AKRON (Oct. 22, 2007) — Yokohama Rubber Co. Ltd.'s decision to become as environmentally responsible as possible on a corporate basis is something independent tire dealers should consider doing at their own dealerships.
If you believe that global warming is real—or even if you think it only might be happening—then taking an active stance toward this issue is a prudent and responsible course of action.
Long term, this approach also could dramatically reduce your operating costs.
What Yokohama has done is elevate environmental responsibility to a prominent position in the company's corporate strategy. At the same time, it has taken a leadership role by encouraging others to reduce the impact they are making on the environment.
The tire maker has launched a Web site, www.ecotreadsetters.com, that provides regular eco news updates and tips on how anyone can become more environmentally responsible.
In a recent speech to the Tire Society in Akron, Yokohama President Tadanobu Nagumo talked about the company's efforts to become “greener.”
“Considering all the serious issues that we are now facing, we have to take our own approaches to global warming, depletion of energy resources and environmental issues as sincerely and quickly as possible,” he told attendees.
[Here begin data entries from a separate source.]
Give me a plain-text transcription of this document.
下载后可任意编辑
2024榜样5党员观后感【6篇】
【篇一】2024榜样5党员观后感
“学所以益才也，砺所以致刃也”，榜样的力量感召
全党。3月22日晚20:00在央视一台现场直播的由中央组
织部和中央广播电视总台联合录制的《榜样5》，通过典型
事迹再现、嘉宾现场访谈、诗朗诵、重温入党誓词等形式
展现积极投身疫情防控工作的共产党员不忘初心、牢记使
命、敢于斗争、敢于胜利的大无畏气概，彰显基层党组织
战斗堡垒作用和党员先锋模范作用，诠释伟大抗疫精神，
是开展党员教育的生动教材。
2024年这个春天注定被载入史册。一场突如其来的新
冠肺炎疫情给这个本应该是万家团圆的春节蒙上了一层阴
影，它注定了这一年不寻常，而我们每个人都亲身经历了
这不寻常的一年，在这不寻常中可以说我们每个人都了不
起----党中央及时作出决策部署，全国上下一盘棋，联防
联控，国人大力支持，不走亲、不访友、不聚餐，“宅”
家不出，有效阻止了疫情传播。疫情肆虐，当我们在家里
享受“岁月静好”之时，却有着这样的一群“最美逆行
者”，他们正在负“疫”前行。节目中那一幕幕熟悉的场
At Tokyo-based Yokohama, this means having all of the company's tire plants certified to ISO 14,000 environmental management standards, reducing CO2 output, installing energy cogeneration systems where feasible, reducing factory waste to zero and developing environmentally friendly products.
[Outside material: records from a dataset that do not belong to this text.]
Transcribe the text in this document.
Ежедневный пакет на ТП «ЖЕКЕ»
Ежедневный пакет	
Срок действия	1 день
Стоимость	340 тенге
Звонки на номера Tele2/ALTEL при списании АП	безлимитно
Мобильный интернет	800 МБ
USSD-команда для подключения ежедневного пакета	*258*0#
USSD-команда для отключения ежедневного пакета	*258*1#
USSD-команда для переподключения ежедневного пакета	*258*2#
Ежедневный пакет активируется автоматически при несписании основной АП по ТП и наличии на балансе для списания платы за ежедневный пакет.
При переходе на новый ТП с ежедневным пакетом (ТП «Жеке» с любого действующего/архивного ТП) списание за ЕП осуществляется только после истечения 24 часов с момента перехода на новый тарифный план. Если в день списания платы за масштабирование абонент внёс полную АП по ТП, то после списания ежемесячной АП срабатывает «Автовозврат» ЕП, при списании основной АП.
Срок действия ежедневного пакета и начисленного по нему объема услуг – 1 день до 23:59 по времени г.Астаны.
Mr. Nagumo is so adamant about eliminating waste at Yokohama, for example, that his agenda for the Tire Society meeting was printed on the back of paper that had been used already.
Tire dealers can begin to effect this kind of change at their own dealerships initially by making it a company priority and then by challenging employees to come up with ways to reduce waste wherever possible, improve energy efficiency and recycle materials.
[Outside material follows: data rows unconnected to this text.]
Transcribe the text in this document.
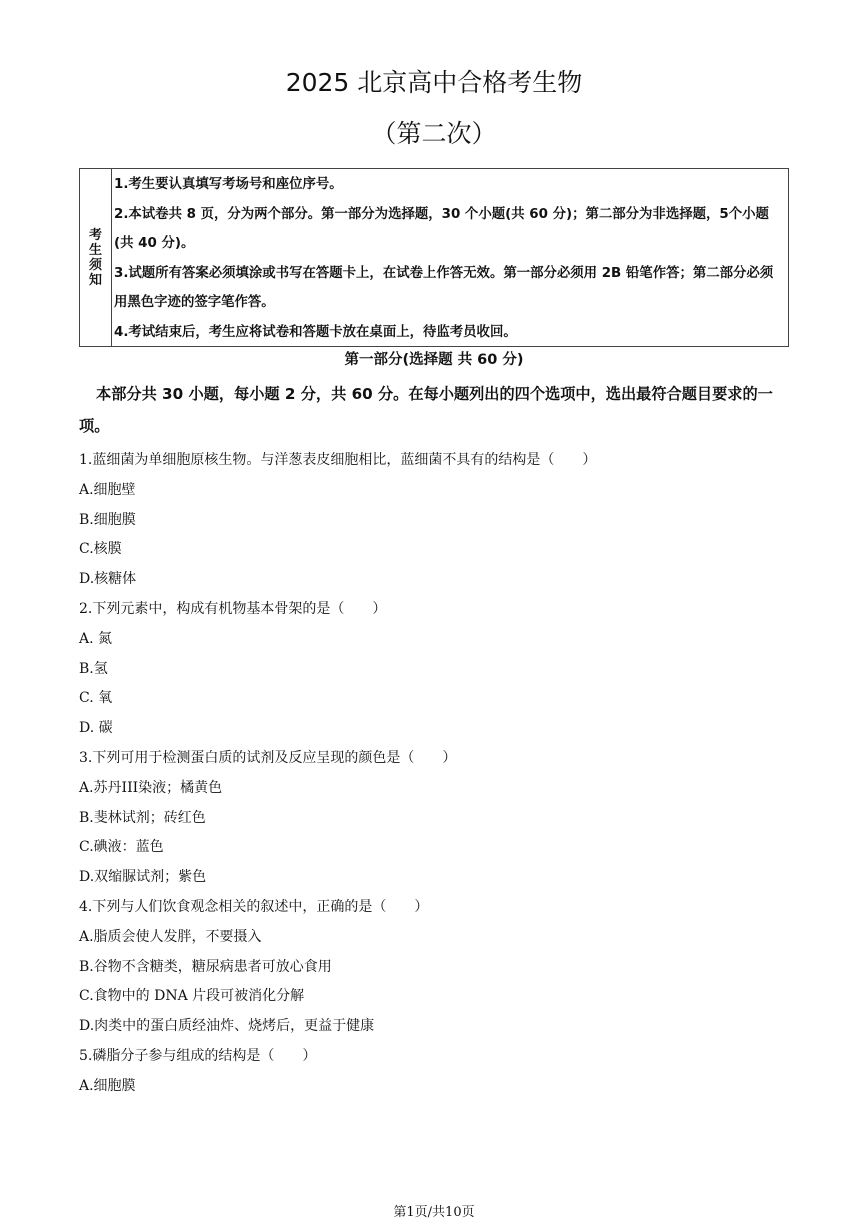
2025 北京高中合格考生物
（第二次）
考
生
须
知

1.考生要认真填写考场号和座位序号。

2.本试卷共 8 页，分为两个部分。第一部分为选择题，30 个小题(共 60 分)；第二部分为非选择题，5个小题(共 40 分)。

3.试题所有答案必须填涂或书写在答题卡上，在试卷上作答无效。第一部分必须用 2B 铅笔作答；第二部分必须用黑色字迹的签字笔作答。

4.考试结束后，考生应将试卷和答题卡放在桌面上，待监考员收回。

第一部分(选择题 共 60 分)
本部分共 30 小题，每小题 2 分，共 60 分。在每小题列出的四个选项中，选出最符合题目要求的一项。
1.蓝细菌为单细胞原核生物。与洋葱表皮细胞相比，蓝细菌不具有的结构是（　　）
A.细胞壁
B.细胞膜
C.核膜
D.核糖体
2.下列元素中，构成有机物基本骨架的是（　　）
A. 氮
B.氢
C. 氧
D. 碳
3.下列可用于检测蛋白质的试剂及反应呈现的颜色是（　　）
A.苏丹III染液；橘黄色
B.斐林试剂；砖红色
C.碘液：蓝色
D.双缩脲试剂；紫色
4.下列与人们饮食观念相关的叙述中，正确的是（　　）
A.脂质会使人发胖，不要摄入
B.谷物不含糖类，糖尿病患者可放心食用
C.食物中的 DNA 片段可被消化分解
D.肉类中的蛋白质经油炸、烧烤后，更益于健康
5.磷脂分子参与组成的结构是（　　）
A.细胞膜
第1页/共10页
Employees, possibly even more than the dealership's owner, know where improvements can be made. Having the employees buy into the program makes its success more likely.
It doesn't take too much thought to begin to see where a dealership can reduce its environmental impact. Using more efficient lighting, for example, can cut electricity usage dramatically.
Insulating bay doors is another example, as is reducing idling times for parked vehicles, burning waste motor oil to heat the dealership and recycling paper as well as cans and fluids.
Yokohama views its efforts to become “greener” as a moral responsibility and has set the bar for others to reach. All tire dealers should step up to that challenge. Why? Because environmentally, it's the right thing to do.